Açıklamasında Milli Eğitim Bakanlığının suçluluk psikolojisi içinde olduğuna dikkat çeken Güler,
“Hukuksuz bir şekilde gerçekleştirilen soruşturmalar ülkede eğitime, eğitim ve bilim emekçilerine ne kadar değer verildiğini göstermesi açısından ibret vericidir. Çocukların akademik başarılarını yükseltmek için Dersim Belediyesi tarafından 2011 yılında açılan, kadrolu ve gönüllü öğretmenlerce ücretsiz olarak ders verilen Dilek SERİN Eğitim Destek Evinde, 2011, 2012 ve 2013 yıllarında; hafta sonu tatillerinden, mesai sonrası dinlenme zamanlarından fedakârlık yaparak, hiçbir ücret almadan çocuklarımızın başarısını yükseltmek için gecesini gündüzüne katan ve son yıllarda TEOG sınavında Türkiye (1.)birinciliği başarısının yakalanmasında, üniversiteye yerleşmede Türkiye sıralamasında (6.) altıncı sıraya yükselmede okullarda çalışan diğer fedakâr öğretmen arkadaşlarımız gibi, payları son derece büyük olan, bir kadın, bir anne duyarlılığı ve özverisi ile çalışan şube kadın sekreterimiz Özen Meral Uç ve 5 Kadın öğretmen arkadaşımız ve üyemize, yasal olarak hiçbir suç unsuru olmamasına rağmen, haklarında savcılık tarafından soruşturma başlatılmış, başlatılmış bu soruşturma gerekçe gösterilip valilik tarafından MEB e yazı yazılmış ve idari soruşturma başlatılması istenmiştir.”diye konuştu.
Güler, açıklamasını şöyle sürdürdü:
“Tunceli Valiliğinin yazılı talebi üzerine -ortada sadece bir iddiaya ilişkin ön soruşturma varken, henüz mahkeme süreci bile başlamamışken, herhangi bir cezai hüküm verilmemişken- MEB Müfettişleri ilimize gelerek arkadaşlarımızın ifadesine başvurmuştur.
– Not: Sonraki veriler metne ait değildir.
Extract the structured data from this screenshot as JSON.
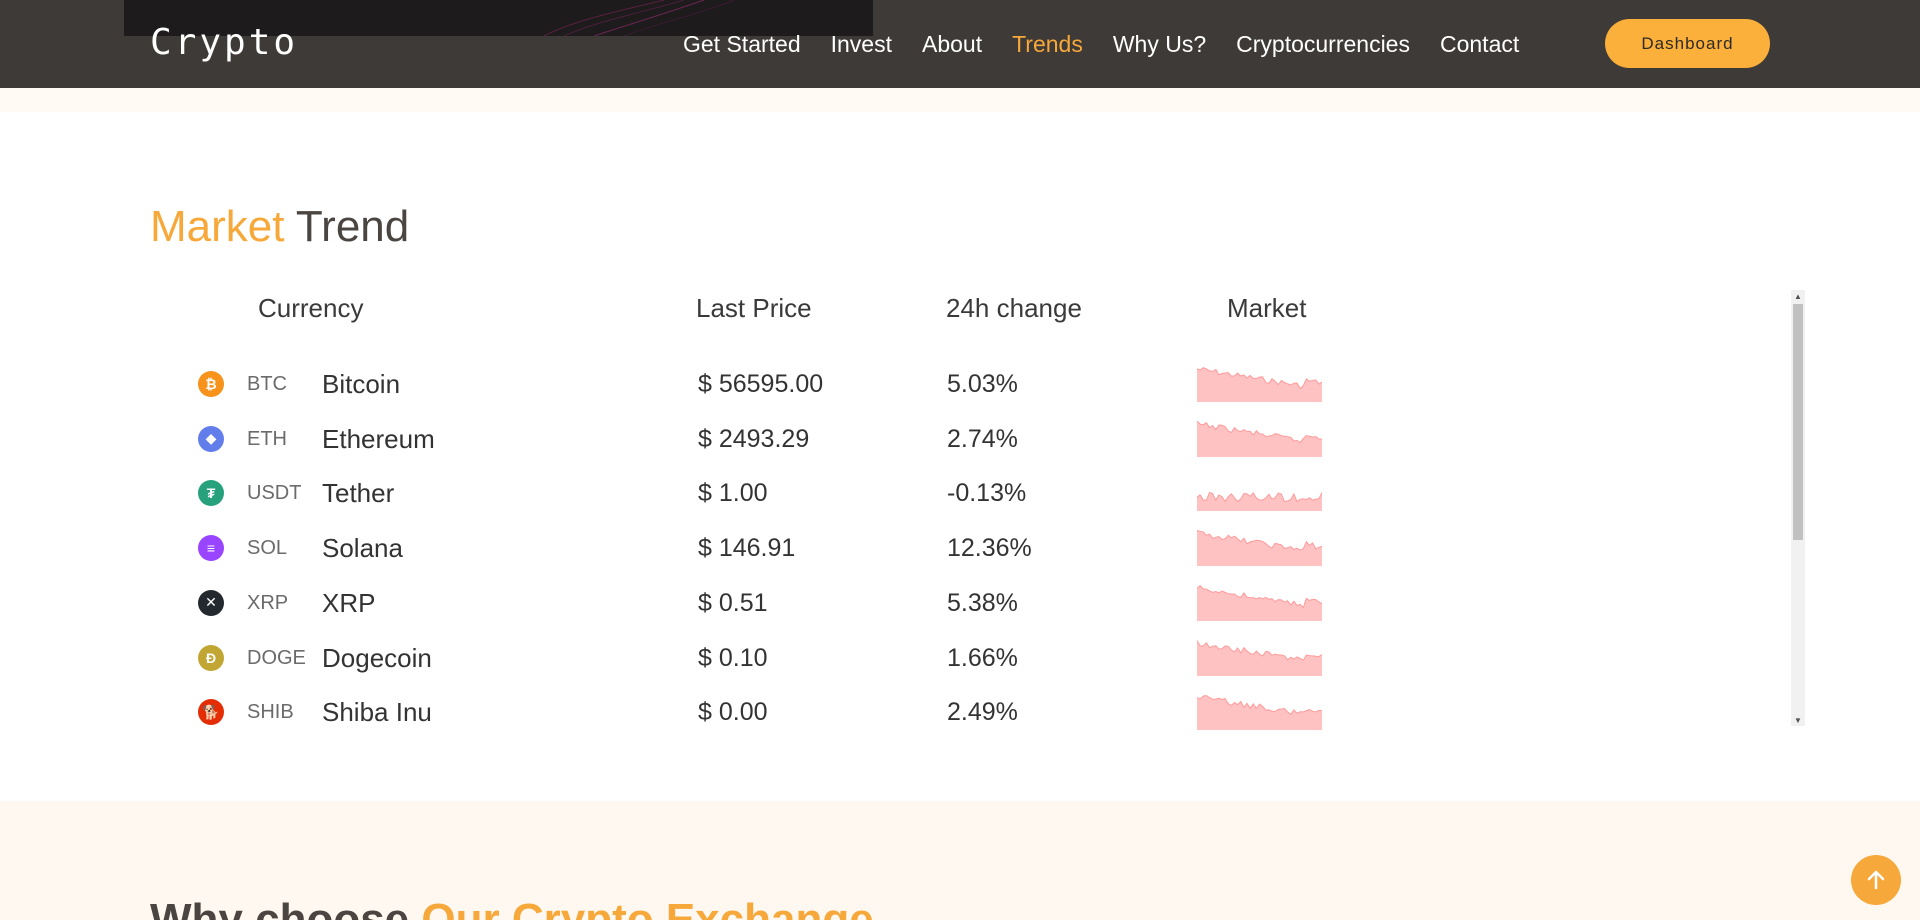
{
  "header": {
    "brand": "Crypto",
    "nav": [
      {
        "label": "Get Started",
        "active": false
      },
      {
        "label": "Invest",
        "active": false
      },
      {
        "label": "About",
        "active": false
      },
      {
        "label": "Trends",
        "active": true
      },
      {
        "label": "Why Us?",
        "active": false
      },
      {
        "label": "Cryptocurrencies",
        "active": false
      },
      {
        "label": "Contact",
        "active": false
      }
    ],
    "dashboard_label": "Dashboard"
  },
  "market": {
    "title_accent": "Market",
    "title_rest": "Trend",
    "columns": [
      "Currency",
      "Last Price",
      "24h change",
      "Market"
    ],
    "rows": [
      {
        "icon": "bitcoin-icon",
        "symbol": "BTC",
        "name": "Bitcoin",
        "price": "$ 56595.00",
        "change": "5.03%",
        "icon_color": "#f7931a",
        "glyph": "₿"
      },
      {
        "icon": "ethereum-icon",
        "symbol": "ETH",
        "name": "Ethereum",
        "price": "$ 2493.29",
        "change": "2.74%",
        "icon_color": "#627eea",
        "glyph": "◆"
      },
      {
        "icon": "tether-icon",
        "symbol": "USDT",
        "name": "Tether",
        "price": "$ 1.00",
        "change": "-0.13%",
        "icon_color": "#26a17b",
        "glyph": "₮"
      },
      {
        "icon": "solana-icon",
        "symbol": "SOL",
        "name": "Solana",
        "price": "$ 146.91",
        "change": "12.36%",
        "icon_color": "#9945ff",
        "glyph": "≡"
      },
      {
        "icon": "xrp-icon",
        "symbol": "XRP",
        "name": "XRP",
        "price": "$ 0.51",
        "change": "5.38%",
        "icon_color": "#23292f",
        "glyph": "✕"
      },
      {
        "icon": "dogecoin-icon",
        "symbol": "DOGE",
        "name": "Dogecoin",
        "price": "$ 0.10",
        "change": "1.66%",
        "icon_color": "#c2a633",
        "glyph": "Ð"
      },
      {
        "icon": "shiba-inu-icon",
        "symbol": "SHIB",
        "name": "Shiba Inu",
        "price": "$ 0.00",
        "change": "2.49%",
        "icon_color": "#e42d04",
        "glyph": "🐕"
      }
    ],
    "sparkline_color": "#ff9a9a"
  },
  "why": {
    "title_dark": "Why choose ",
    "title_accent": "Our Crypto Exchange"
  },
  "colors": {
    "accent": "#f7a83a",
    "header_bg": "#3e3a37"
  }
}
Oysa dünyanın başka bir ülkesinde olsa bu öğretmen arkadaşlarımız, eğitime yaptıkları katkı nedeniyle ödüllendirilirlerdi. Üyelerimizi cezalandırmaya çalışan bir zihniyetin ne bu ülkeye, ne ülkenin geleceğine ne de eğitime herhangi bir katkısının olması mümkün değildir.
Unutulmamalıdır ki sayın valinin ve bu soruşturmayı hazırlayanların çocuklarının başarılarında da bu öğretmen arkadaşlarımızın payı büyüktür. Bu arkadaşlarımız herhangi bir şekilde suç sayılamayacak vicdani, meşru, demokratik ve sendikal haklarını kullandıkları için hiç de hak etmedikleri böyle bir soruşturmaya muhatap olmuşlardır. Sonuç olarak; Eğitimin hiçbir aşamasında öğrenci ve öğretmenlere bu biçimde sorumsuz yaklaşamazsınız, öğrencilerimizin eğitim hakkına engel olamazsınız. O nedenle eğitim sistemini alt üst eden ve sürekli mağduriyet üreten tüm bu anti demokratik uygulamalar derhal durdurulmalıdır.” dedi.